Het politieke primaat betekent dat ‘boven’ de doelen bepaalt, ‘onder’ de middelen. De verhouding tussen politiek en bestuur is te begrijpen als hiërarchisch, de verhouding tussen doelen en middelen als rationeel en causaal. Maar deugt dat?

De politieke bestuurder heeft het primaat, maar wat betekent dat? Er moet evenwicht zijn: de ambtelijke top moet terug praten, het ambachtelijk inzicht over de aanwending van de middelen moet mee wegen. De politicus is de baas, de ambtenaar gehoorzaamt. Schuilen achter zijn baas kan hij echter niet: in onze beroepsethiek past geen “Befehl ist Befehl”.

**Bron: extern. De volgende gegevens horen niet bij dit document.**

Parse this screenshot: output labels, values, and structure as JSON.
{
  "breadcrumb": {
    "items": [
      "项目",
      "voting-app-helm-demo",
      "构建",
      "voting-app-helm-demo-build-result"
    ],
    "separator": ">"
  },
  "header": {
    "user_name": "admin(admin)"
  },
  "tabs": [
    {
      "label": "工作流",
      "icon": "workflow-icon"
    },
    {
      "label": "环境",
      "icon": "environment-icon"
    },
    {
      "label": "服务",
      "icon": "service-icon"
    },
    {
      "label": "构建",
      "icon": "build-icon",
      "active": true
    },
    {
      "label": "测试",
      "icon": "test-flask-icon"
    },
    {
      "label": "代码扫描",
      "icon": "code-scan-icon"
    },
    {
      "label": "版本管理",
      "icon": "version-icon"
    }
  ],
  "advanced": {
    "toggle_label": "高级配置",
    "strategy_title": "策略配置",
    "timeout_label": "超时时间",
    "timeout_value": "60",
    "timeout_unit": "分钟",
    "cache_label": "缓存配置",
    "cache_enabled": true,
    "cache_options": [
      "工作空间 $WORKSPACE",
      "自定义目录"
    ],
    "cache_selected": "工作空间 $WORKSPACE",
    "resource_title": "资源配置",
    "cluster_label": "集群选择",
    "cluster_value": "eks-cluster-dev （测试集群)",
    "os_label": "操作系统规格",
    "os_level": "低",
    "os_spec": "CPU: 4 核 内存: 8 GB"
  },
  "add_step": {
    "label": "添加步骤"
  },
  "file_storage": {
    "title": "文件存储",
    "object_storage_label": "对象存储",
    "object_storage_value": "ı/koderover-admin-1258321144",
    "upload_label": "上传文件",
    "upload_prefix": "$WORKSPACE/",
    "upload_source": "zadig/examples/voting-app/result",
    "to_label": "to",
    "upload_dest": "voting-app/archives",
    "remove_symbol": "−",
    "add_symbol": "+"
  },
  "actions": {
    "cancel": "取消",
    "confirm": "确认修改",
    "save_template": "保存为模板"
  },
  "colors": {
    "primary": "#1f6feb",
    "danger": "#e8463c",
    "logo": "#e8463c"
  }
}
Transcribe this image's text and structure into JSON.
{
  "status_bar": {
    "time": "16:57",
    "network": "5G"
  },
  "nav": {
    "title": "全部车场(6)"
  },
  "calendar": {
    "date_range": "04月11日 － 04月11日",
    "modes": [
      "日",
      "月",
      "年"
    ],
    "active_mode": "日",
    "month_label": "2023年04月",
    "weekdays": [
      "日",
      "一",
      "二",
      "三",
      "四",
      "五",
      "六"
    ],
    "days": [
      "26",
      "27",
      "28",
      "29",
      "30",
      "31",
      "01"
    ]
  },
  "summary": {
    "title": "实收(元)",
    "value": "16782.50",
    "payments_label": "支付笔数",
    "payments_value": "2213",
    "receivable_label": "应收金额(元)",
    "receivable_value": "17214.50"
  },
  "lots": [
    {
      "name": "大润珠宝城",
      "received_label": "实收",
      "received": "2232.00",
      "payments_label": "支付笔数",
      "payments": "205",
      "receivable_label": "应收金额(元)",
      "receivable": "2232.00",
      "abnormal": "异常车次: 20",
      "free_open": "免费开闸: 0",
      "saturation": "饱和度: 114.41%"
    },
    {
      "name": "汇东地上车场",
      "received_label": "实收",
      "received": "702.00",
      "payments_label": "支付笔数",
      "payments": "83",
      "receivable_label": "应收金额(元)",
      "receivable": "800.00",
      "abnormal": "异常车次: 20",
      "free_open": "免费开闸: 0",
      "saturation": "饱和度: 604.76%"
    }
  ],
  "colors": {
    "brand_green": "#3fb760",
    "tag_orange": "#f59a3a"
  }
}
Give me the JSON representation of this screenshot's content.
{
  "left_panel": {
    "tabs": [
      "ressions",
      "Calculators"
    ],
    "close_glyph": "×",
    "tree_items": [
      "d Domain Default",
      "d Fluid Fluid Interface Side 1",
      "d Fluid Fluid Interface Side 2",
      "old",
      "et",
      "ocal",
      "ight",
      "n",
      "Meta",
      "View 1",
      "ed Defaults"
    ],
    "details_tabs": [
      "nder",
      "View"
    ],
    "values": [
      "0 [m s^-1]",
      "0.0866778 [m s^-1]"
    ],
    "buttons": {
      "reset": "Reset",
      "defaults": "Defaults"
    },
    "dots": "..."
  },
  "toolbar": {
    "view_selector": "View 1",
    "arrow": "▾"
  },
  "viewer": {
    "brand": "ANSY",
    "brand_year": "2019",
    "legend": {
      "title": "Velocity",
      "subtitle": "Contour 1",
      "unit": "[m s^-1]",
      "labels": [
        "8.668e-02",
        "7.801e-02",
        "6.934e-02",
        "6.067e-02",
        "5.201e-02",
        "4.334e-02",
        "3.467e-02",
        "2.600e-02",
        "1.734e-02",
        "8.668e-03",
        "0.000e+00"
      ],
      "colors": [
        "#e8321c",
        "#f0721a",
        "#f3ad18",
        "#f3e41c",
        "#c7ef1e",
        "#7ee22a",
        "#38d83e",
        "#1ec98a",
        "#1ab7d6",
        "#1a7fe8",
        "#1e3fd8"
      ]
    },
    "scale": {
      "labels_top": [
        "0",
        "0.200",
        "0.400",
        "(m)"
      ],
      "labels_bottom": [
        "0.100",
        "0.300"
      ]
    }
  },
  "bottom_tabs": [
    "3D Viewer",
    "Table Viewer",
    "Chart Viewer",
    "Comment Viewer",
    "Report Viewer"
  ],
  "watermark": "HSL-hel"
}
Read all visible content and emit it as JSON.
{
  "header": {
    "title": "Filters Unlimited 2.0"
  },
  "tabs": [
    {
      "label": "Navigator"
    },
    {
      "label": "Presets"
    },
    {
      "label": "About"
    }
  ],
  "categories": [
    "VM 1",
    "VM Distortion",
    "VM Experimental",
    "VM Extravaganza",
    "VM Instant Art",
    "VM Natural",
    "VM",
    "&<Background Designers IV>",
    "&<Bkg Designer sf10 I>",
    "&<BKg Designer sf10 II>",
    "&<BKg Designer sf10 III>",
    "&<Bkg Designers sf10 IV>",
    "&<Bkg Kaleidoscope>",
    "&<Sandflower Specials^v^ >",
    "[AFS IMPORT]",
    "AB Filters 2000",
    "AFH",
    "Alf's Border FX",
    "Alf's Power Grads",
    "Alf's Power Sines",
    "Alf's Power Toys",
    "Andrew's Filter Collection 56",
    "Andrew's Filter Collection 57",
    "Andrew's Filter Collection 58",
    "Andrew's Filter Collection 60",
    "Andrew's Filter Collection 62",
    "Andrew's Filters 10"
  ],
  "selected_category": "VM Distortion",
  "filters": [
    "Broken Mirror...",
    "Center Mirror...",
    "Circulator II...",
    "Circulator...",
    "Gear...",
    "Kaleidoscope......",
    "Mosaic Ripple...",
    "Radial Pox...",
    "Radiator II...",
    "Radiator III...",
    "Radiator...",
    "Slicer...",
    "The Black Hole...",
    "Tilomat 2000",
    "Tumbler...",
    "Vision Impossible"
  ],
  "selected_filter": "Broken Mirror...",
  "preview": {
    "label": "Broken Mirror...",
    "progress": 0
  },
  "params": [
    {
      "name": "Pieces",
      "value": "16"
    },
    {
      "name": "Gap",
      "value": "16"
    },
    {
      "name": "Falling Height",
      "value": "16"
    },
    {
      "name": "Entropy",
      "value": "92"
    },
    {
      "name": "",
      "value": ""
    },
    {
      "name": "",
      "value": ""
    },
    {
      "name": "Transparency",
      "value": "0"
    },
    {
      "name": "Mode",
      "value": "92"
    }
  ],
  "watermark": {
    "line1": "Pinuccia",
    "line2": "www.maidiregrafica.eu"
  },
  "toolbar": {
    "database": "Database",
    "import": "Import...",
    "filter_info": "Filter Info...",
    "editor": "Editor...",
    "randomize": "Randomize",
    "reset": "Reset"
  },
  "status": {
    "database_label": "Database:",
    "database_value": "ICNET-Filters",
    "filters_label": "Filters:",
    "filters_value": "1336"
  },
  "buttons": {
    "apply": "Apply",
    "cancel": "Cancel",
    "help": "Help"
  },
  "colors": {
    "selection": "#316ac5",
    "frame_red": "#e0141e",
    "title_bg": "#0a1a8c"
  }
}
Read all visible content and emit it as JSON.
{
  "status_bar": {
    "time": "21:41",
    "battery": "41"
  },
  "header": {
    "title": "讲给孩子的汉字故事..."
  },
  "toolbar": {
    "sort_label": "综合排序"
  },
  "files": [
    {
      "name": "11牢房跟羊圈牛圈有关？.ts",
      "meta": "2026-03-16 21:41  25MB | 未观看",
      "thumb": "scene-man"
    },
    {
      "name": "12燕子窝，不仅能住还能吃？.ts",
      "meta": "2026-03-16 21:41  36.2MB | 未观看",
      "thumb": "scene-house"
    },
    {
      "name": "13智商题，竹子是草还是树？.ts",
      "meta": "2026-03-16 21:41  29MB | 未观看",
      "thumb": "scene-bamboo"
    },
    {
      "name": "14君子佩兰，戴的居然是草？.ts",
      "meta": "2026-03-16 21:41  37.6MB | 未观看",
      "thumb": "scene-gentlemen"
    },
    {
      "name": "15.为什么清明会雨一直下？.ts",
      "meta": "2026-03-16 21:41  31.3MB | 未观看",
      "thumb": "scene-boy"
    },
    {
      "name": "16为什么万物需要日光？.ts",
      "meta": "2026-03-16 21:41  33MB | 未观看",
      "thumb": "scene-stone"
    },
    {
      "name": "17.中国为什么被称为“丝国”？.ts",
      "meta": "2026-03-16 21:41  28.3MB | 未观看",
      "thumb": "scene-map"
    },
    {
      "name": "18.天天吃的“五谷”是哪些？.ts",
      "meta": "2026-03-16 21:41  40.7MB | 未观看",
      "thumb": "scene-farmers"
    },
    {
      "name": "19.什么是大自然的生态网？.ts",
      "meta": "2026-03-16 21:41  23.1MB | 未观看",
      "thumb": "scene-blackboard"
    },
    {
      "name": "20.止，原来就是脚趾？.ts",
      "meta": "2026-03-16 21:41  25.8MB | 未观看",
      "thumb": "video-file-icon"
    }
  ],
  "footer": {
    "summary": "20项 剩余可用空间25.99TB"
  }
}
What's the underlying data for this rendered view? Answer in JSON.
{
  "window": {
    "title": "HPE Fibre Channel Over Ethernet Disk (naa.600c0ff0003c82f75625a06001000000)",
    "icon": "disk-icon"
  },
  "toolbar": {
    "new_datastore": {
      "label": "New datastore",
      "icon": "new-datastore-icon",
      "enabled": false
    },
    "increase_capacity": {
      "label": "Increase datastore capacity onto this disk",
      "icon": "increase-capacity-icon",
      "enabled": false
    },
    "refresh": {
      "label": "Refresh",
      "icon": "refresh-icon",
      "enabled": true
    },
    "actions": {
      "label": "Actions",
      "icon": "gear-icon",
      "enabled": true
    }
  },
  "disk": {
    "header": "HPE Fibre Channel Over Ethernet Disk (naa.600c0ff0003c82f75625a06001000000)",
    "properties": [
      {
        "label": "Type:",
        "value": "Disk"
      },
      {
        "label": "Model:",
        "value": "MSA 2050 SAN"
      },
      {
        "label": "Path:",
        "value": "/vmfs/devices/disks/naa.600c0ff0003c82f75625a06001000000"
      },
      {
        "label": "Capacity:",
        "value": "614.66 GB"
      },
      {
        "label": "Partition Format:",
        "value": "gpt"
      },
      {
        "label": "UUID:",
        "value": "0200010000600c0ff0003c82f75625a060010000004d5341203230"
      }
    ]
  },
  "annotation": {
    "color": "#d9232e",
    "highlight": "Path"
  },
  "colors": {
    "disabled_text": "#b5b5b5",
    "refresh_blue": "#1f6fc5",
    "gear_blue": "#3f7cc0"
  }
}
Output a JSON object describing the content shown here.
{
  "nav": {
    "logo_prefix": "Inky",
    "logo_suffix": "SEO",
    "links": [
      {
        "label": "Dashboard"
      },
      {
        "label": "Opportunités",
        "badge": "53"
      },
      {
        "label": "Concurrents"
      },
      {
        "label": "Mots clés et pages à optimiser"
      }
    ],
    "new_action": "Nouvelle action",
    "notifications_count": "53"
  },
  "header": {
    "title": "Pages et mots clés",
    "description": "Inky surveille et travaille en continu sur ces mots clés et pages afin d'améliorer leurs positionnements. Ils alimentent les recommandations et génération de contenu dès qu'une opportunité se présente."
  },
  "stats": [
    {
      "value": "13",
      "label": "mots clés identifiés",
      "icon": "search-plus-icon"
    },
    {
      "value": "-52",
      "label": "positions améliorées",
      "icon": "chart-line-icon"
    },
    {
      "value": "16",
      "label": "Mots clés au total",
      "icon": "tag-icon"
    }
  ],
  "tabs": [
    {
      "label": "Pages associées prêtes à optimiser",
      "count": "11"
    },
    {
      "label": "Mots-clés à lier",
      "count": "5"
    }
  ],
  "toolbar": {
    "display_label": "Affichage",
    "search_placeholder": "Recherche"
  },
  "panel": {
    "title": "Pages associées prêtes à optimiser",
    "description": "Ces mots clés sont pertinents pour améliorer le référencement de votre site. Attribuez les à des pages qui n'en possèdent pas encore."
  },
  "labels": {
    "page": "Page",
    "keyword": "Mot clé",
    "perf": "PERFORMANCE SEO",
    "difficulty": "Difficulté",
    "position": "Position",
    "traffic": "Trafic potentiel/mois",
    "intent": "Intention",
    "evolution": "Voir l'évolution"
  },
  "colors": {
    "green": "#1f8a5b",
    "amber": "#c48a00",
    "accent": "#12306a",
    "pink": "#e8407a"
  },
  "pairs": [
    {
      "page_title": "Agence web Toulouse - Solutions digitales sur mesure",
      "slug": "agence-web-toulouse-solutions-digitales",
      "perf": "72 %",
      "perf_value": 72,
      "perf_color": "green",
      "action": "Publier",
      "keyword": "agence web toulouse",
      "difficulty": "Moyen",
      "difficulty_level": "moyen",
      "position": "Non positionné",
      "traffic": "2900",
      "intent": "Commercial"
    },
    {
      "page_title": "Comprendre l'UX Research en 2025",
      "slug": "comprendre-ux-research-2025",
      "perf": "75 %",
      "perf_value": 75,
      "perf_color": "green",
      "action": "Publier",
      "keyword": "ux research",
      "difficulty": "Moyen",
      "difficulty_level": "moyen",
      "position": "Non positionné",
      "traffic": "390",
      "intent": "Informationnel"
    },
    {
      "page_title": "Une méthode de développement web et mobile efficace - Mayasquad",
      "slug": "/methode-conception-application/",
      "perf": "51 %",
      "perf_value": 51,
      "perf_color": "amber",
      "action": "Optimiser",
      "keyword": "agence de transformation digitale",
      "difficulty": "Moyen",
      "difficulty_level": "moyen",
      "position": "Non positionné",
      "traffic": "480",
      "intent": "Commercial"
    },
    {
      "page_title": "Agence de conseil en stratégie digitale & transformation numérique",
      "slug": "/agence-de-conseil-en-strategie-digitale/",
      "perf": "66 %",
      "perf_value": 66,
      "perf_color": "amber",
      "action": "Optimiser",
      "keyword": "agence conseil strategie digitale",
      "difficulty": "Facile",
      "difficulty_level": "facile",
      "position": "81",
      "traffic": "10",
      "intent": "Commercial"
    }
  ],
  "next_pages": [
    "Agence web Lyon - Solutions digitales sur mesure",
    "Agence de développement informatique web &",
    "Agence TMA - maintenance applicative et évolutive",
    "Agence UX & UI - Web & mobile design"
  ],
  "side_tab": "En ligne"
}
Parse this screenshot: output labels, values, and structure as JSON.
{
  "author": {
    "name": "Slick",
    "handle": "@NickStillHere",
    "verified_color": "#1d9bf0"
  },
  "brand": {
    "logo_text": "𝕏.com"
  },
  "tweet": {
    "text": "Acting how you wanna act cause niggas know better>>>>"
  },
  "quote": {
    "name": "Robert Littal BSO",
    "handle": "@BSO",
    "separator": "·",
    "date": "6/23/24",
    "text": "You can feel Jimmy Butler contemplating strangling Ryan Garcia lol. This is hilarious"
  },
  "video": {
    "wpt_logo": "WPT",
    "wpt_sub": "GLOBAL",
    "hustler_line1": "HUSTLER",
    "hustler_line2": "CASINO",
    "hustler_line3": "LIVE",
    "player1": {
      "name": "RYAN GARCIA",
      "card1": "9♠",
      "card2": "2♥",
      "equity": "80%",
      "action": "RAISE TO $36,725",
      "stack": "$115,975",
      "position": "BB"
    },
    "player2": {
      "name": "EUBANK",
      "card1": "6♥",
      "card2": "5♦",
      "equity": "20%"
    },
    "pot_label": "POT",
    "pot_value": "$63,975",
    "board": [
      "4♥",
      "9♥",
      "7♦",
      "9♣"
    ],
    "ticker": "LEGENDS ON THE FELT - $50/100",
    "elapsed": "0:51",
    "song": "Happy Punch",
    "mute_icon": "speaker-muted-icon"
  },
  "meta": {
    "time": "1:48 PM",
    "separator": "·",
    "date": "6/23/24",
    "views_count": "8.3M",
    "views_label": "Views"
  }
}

Na het aftreden van Menno Snel had minister Hoekstra maar weinig bedenktijd nodig. Er kwamen twee staatssecretarissen terug, de Belastingdienst werd organisatorisch gesplitst. Ik dacht: Hoekstra is timmerman, maar heeft alleen een hamer, dus hij ziet overal spijkers. Maar zijn behoefte als krachtdadig bestuurder over te komen, snap ik.

Voor wie bestaat de bureaucratie eigenlijk? Ik leerde dat de bureaucratie de politieke baas uit de politieke problemen behoort te houden. Klopt dat? Je kunt ook verdedigen dat de uitvoerders de samenleving dienen. Dan kan de minister niet bepalen welke informatie zijn controleurs (het Parlement) mogen ontvangen. Dat zou dan de bevoegdheid voor een SG worden, de hoogste ambtenaar.

Hier zien we een nieuw probleem. De SG is een niet inhoudelijk manager, die door de Algemene Bestuursdienst regelmatig op een andere plek wordt gezet. Maar een inhoudelijke relatie tussen politiek en bureaucratie kan dan niet worden verwacht. Van de SG verhoren kwam ik ook niet erg onder de indruk. De SG zou “kwaliteitsmanager” moeten zijn, de verbinding tussen de politieke top en de uitvoering.

Samenvattend

  • Er is inderdaad een probleem tussen de politieke sturing en de ambtelijke rationaliteit.
  • De ambtelijke werkvloer verschraalt: te weinig mensen voor de menselijke maat, te weinig middelen voor kwaliteit van de uitvoering.
  • Er is een staatsrechtelijk probleem: de ambtelijke organisatie heeft een eigen rol en daarbij hoort een eigen verantwoording.
  • Sommige dingen zijn snel op te lossen: de oekaze van Kok (geen direct contact tussen parlementsleden en ambtenaren) kan worden ingetrokken, de informatiestroom naar de Kamer kan worden verbeterd.
  • Sommige dingen zijn lastig: niet een organisatieverandering of inspectie levert een betere Belastingdienst op, maar kwaliteitsadviseurs op de werkvloer.